Depuis 2012, Nadia Kounda enchaine séries télévisées à succès et films avec talent. Elle est retenue dans plusieurs castings, notamment “L’Anniversaire” de Latif Lahlou, “Paris à tout prix” de Reem Kherici ou encore “Certifié hallal” de Mahmoud Zemmouri. En 2014, elle signe avec la chaine Medi 1 TV pour incarner le personnage de Shéhérazade dans la série télévisée “Mille et une nuits” de Anouar Moatassim. Deux ans plus tard, l’actrice travaille avec le réalisateur Faouzi Bensaïdi pour le long métrage “Volubilis”. Le rôle “le plus marquant” de sa carrière. Nadia y reçoit le prix du “Meilleur rôle féminin” pour son interprétation et est nommée “Étoile d’or” au El Gouna Film Festival. Elle cumule ensuite les rôles d’importance dans “The swimmer” (2017), “Hawa ya hawa” (2017), “Mon père n’est pas mort” (2018), “Une femme dans l’ombre” 2022, “Un couple heureux” (2023), et beaucoup de courts-métrages avec des jeunes talents…Côté perso, Nadia est maman de deux enfants. Pour elle, la maternité est un océan d’amour. Elle a “apaisé” ses angoisses et lui a donné “une force incroyable”. Elle n’a jamais eu du mal à concilier sa vie de maman et les plateaux de tournage. “Je crois que le cinéma est l’un des métiers qui offre cette flexibilité et permet de vivre sa maternité sans stress” nous confie l’actrice.

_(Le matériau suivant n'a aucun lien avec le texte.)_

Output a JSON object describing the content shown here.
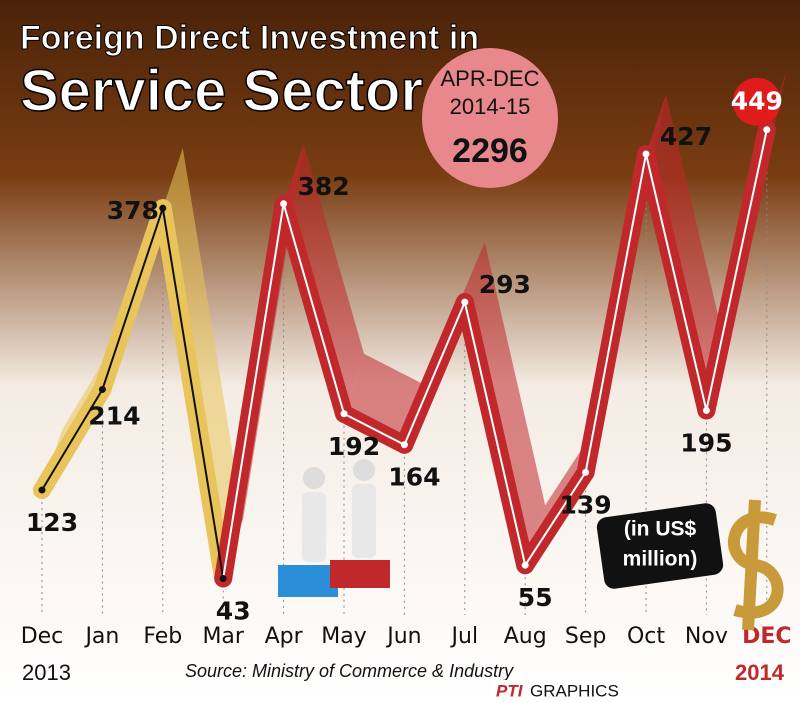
{
  "chart_data": {
    "type": "line",
    "title": [
      "Foreign Direct Investment in",
      "Service Sector"
    ],
    "badge": {
      "period": [
        "APR-DEC",
        "2014-15"
      ],
      "total": "2296"
    },
    "unit": [
      "(in US$",
      "million)"
    ],
    "categories": [
      "Dec",
      "Jan",
      "Feb",
      "Mar",
      "Apr",
      "May",
      "Jun",
      "Jul",
      "Aug",
      "Sep",
      "Oct",
      "Nov",
      "DEC"
    ],
    "values": [
      123,
      214,
      378,
      43,
      382,
      192,
      164,
      293,
      55,
      139,
      427,
      195,
      449
    ],
    "colors": [
      "#e8c45a",
      "#e8c45a",
      "#e8c45a",
      "#e8c45a",
      "#c0282c",
      "#c0282c",
      "#c0282c",
      "#c0282c",
      "#c0282c",
      "#c0282c",
      "#c0282c",
      "#c0282c",
      "#c0282c"
    ],
    "years": [
      "2013",
      "2014"
    ],
    "source": "Source: Ministry of Commerce & Industry",
    "credit": [
      "PTI",
      "GRAPHICS"
    ],
    "ylim": [
      0,
      560
    ]
  }
}
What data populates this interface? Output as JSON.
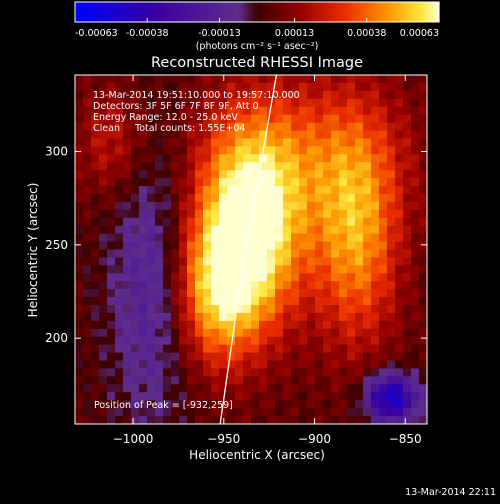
{
  "colorbar": {
    "tick_labels": [
      "-0.00063",
      "-0.00038",
      "-0.00013",
      "0.00013",
      "0.00038",
      "0.00063"
    ],
    "tick_values": [
      -0.00063,
      -0.00038,
      -0.00013,
      0.00013,
      0.00038,
      0.00063
    ],
    "range": [
      -0.00063,
      0.00063
    ],
    "units_label": "(photons cm⁻² s⁻¹ asec⁻²)"
  },
  "chart_data": {
    "type": "heatmap",
    "title": "Reconstructed RHESSI Image",
    "xlabel": "Heliocentric X (arcsec)",
    "ylabel": "Heliocentric Y (arcsec)",
    "xlim": [
      -1032,
      -838
    ],
    "ylim": [
      154,
      341
    ],
    "x_ticks": [
      -1000,
      -950,
      -900,
      -850
    ],
    "x_tick_labels": [
      "−1000",
      "−950",
      "−900",
      "−850"
    ],
    "y_ticks": [
      200,
      250,
      300
    ],
    "y_tick_labels": [
      "200",
      "250",
      "300"
    ],
    "peak": {
      "x": -932,
      "y": 259
    },
    "sources": [
      {
        "x": -935,
        "y": 258,
        "sx": 20,
        "sy": 38,
        "amp": 0.00063
      },
      {
        "x": -955,
        "y": 225,
        "sx": 16,
        "sy": 28,
        "amp": 0.00038
      },
      {
        "x": -877,
        "y": 255,
        "sx": 17,
        "sy": 42,
        "amp": 0.0004
      },
      {
        "x": -905,
        "y": 300,
        "sx": 40,
        "sy": 30,
        "amp": 0.00022
      },
      {
        "x": -1012,
        "y": 305,
        "sx": 14,
        "sy": 22,
        "amp": 0.00018
      }
    ],
    "negative_regions": [
      {
        "x": -990,
        "y": 230,
        "sx": 16,
        "sy": 55,
        "amp": -0.0002
      },
      {
        "x": -858,
        "y": 168,
        "sx": 10,
        "sy": 9,
        "amp": -0.00055
      }
    ],
    "limb_line": [
      [
        -952,
        154
      ],
      [
        -940,
        235
      ],
      [
        -921,
        341
      ]
    ],
    "annotations": [
      "13-Mar-2014 19:51:10.000 to 19:57:10.000",
      "Detectors: 3F 5F 6F 7F 8F 9F, Att 0",
      "Energy Range: 12.0 - 25.0 keV",
      "Clean     Total counts: 1.55E+04"
    ],
    "peak_label": "Position of Peak = [-932,259]"
  },
  "footer_timestamp": "13-Mar-2014 22:11",
  "colors": {
    "background": "#000000",
    "text": "#ffffff",
    "limb": "#ffffff"
  }
}
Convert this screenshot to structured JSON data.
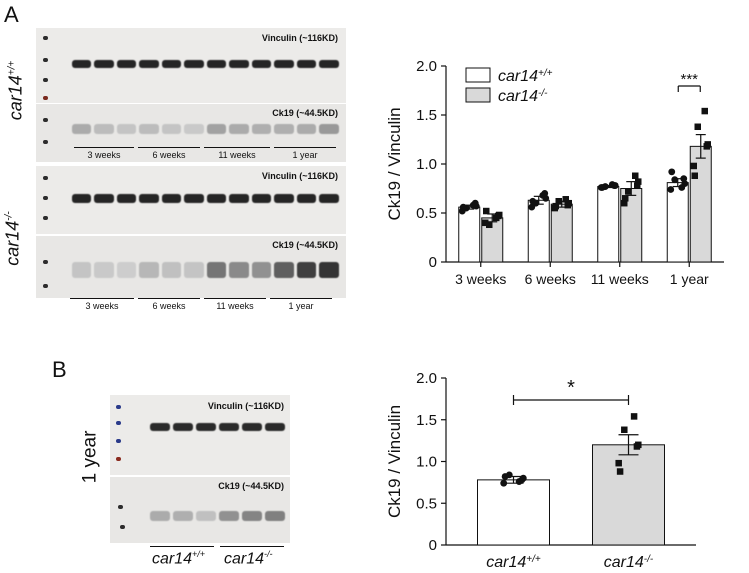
{
  "panel_a": {
    "letter": "A",
    "genotype_top_base": "car14",
    "genotype_top_sup": "+/+",
    "genotype_bottom_base": "car14",
    "genotype_bottom_sup": "-/-",
    "blots": [
      {
        "label": "Vinculin (~116KD)"
      },
      {
        "label": "Ck19 (~44.5KD)"
      },
      {
        "label": "Vinculin (~116KD)"
      },
      {
        "label": "Ck19 (~44.5KD)"
      }
    ],
    "timepoints": [
      "3 weeks",
      "6 weeks",
      "11 weeks",
      "1 year"
    ],
    "band_intensity": {
      "ck19_wt": [
        0.3,
        0.22,
        0.18,
        0.22,
        0.18,
        0.16,
        0.34,
        0.3,
        0.28,
        0.28,
        0.3,
        0.38
      ],
      "ck19_ko": [
        0.18,
        0.16,
        0.14,
        0.24,
        0.2,
        0.18,
        0.55,
        0.45,
        0.42,
        0.65,
        0.8,
        0.85
      ]
    }
  },
  "panel_b": {
    "letter": "B",
    "side_label": "1 year",
    "blots": [
      {
        "label": "Vinculin (~116KD)"
      },
      {
        "label": "Ck19 (~44.5KD)"
      }
    ],
    "genotype_wt_base": "car14",
    "genotype_wt_sup": "+/+",
    "genotype_ko_base": "car14",
    "genotype_ko_sup": "-/-",
    "band_intensity": {
      "ck19": [
        0.3,
        0.28,
        0.2,
        0.42,
        0.48,
        0.5
      ]
    }
  },
  "chart_data": [
    {
      "type": "bar",
      "title": "",
      "xlabel": "",
      "ylabel": "Ck19 / Vinculin",
      "ylim": [
        0,
        2.0
      ],
      "yticks": [
        "0",
        "0.5",
        "1.0",
        "1.5",
        "2.0"
      ],
      "categories": [
        "3 weeks",
        "6 weeks",
        "11 weeks",
        "1 year"
      ],
      "legend": {
        "placement": "top-left"
      },
      "series": [
        {
          "name": "car14",
          "name_sup": "+/+",
          "fill": "#ffffff",
          "values": [
            0.56,
            0.63,
            0.77,
            0.81
          ],
          "sem": [
            0.02,
            0.04,
            0.01,
            0.04
          ]
        },
        {
          "name": "car14",
          "name_sup": "-/-",
          "fill": "#d9d9d9",
          "values": [
            0.45,
            0.59,
            0.75,
            1.18
          ],
          "sem": [
            0.04,
            0.03,
            0.07,
            0.12
          ]
        }
      ],
      "points": [
        [
          [
            0.52,
            0.57,
            0.55,
            0.58,
            0.56,
            0.6
          ],
          [
            0.4,
            0.48,
            0.38,
            0.45,
            0.52,
            0.47
          ]
        ],
        [
          [
            0.56,
            0.65,
            0.6,
            0.68,
            0.62,
            0.7
          ],
          [
            0.55,
            0.6,
            0.62,
            0.64,
            0.57,
            0.58
          ]
        ],
        [
          [
            0.76,
            0.78,
            0.77,
            0.79,
            0.76,
            0.78
          ],
          [
            0.6,
            0.82,
            0.72,
            0.88,
            0.65,
            0.78
          ]
        ],
        [
          [
            0.74,
            0.8,
            0.84,
            0.76,
            0.92,
            0.85
          ],
          [
            0.98,
            1.2,
            1.38,
            1.54,
            0.88,
            1.18
          ]
        ]
      ],
      "significance": [
        {
          "category": "1 year",
          "label": "***"
        }
      ]
    },
    {
      "type": "bar",
      "title": "",
      "xlabel": "",
      "ylabel": "Ck19 / Vinculin",
      "ylim": [
        0,
        2.0
      ],
      "yticks": [
        "0",
        "0.5",
        "1.0",
        "1.5",
        "2.0"
      ],
      "categories": [
        {
          "base": "car14",
          "sup": "+/+"
        },
        {
          "base": "car14",
          "sup": "-/-"
        }
      ],
      "fills": [
        "#ffffff",
        "#d9d9d9"
      ],
      "values": [
        0.78,
        1.2
      ],
      "sem": [
        0.04,
        0.12
      ],
      "points": [
        [
          0.74,
          0.8,
          0.84,
          0.76,
          0.82,
          0.78
        ],
        [
          0.98,
          1.2,
          1.38,
          1.54,
          0.88,
          1.18
        ]
      ],
      "significance": {
        "label": "*"
      }
    }
  ]
}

Et puis elle est aussi un peu féministe, même si elle n’aime pas trop ce terme. Elle défend le droit à l’avortement, l’égalité salariale… Elle a le poil qui se hérisse lorsqu’on parle de la vie des mères célibataires, du harcèlement et des violences faites aux femmes. “Il faut que ça bouge !”, s’offusque-t-elle. D’ailleurs, elle aimerait aussi que ça bouge dans sa vie professionnelle. Aujourd’hui, la jeune femme de 34 ans est en quête de rôles qui prennent aux tripes. L’intimité ne lui fait pas peur, à condition que le scénario soit bien écrit et que ce soit justifié. “J’ai fait beaucoup de films d’auteurs, maintenant, j’aimerais sortir des rôles lisses et carrés. J’ai envie de jouer une mère alcoolique, une danseuse de cabaret. Je veux du trash, de l’explosif !”. Narjiss Nejjar avait dit à son sujet qu’elle était l’une des actrices marocaines les plus libres qu’elle connaisse. “Je ne sais pas pourquoi elle a dit cela. Tout ce que je sais, c’est que j’aime repousser mes limites lorsqu’il s’agit de chercher la vérité et la beauté.” Courez donc dans les salles obscures pour voir la mise en abîme de cette actrice qui n’a pas dit son dernier mot.